Brexit, friction and global teams
Global Teams explores the plumbing of globalisation. It gives a unique view on how decisions are made in global firms. The results are devastating for Brexit: the British exit from the EU.
Let’s strip away the rhetoric of both sides, and look at how firms will in practice react to Brexit.
All global firms and teams work hard to reduce the friction caused by language, culture, distance, mistrust, regulation, currencies, political risk and more. Friction stops global teams working well. This is where a single market is like manna from heaven: it removes all the problems of regulations, customs, paper work and the uncertainty created by stroppy border officials.
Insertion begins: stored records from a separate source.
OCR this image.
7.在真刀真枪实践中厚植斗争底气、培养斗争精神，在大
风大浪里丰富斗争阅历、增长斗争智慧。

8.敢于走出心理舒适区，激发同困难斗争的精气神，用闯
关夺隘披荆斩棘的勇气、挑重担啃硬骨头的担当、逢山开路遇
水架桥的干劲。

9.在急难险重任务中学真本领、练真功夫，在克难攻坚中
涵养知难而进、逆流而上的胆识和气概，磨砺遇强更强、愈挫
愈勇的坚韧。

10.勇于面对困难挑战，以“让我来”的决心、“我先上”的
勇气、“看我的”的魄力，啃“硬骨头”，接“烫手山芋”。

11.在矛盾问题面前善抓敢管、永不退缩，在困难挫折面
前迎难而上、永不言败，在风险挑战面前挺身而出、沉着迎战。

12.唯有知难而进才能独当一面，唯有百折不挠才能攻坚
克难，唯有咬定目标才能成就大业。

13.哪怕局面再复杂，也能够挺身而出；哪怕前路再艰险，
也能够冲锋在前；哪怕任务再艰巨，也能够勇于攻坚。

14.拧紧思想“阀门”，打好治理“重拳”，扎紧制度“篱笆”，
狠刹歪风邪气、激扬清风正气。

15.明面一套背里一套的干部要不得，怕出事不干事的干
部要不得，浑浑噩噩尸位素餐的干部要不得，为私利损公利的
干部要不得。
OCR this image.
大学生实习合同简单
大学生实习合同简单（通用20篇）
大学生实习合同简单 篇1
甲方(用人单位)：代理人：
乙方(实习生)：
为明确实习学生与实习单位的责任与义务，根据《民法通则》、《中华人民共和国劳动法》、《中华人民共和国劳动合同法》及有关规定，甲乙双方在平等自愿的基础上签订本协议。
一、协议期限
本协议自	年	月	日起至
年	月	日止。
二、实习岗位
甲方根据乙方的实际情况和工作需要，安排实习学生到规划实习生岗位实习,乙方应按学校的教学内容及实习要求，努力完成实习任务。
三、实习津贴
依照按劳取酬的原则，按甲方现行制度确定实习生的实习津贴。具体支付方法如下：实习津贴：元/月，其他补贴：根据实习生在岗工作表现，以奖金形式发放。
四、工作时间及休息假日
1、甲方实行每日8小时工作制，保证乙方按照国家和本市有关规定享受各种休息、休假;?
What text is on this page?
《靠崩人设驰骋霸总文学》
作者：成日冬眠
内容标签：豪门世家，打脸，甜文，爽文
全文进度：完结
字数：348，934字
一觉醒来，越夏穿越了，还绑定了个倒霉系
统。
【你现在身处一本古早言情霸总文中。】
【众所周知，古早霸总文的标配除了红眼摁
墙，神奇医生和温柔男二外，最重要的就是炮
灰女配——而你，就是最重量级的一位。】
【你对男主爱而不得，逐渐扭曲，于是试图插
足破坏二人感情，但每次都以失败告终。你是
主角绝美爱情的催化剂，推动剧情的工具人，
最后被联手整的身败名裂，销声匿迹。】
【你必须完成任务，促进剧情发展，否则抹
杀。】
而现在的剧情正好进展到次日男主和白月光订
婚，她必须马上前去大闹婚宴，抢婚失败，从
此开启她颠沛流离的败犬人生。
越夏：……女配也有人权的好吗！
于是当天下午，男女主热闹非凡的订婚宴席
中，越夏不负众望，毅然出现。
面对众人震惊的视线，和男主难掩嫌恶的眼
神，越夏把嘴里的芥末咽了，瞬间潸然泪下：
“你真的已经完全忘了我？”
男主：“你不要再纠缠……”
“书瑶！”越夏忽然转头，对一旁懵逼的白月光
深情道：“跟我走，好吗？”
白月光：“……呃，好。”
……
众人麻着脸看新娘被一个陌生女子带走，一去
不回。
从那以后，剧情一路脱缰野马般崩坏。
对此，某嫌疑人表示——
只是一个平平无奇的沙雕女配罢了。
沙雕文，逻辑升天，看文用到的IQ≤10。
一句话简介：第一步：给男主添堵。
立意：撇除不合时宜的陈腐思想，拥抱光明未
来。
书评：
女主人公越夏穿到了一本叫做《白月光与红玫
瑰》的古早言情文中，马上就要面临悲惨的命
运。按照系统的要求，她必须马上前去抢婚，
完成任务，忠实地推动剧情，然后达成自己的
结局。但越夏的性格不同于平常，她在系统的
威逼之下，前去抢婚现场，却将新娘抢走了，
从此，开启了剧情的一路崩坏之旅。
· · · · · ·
Brexit creates massive friction. It is like throwing sand in the engine of a global supply chain. It may be cheaper to produce cars in the UK following devaluation, but if you operate a lean supply chain then any delay at any border brings the entire supply chain to a crunching halt. That is a huge cost, which would require a massive cost advantage to offset.
So the reaction of the currency markets is predictable. Global firms will require a massive discount to stay producing in the UK and offset all the hassle of increased friction.
Nissan has shown the way for global firms which operate in the UK: threaten to quit and then cut a special deal in private with the Prime Minister. Nissan is at the front of a very long queue. The government will complain that they are being blackmailed by business. If government had any understanding of how business actually worked, they would understand that this is inevitable.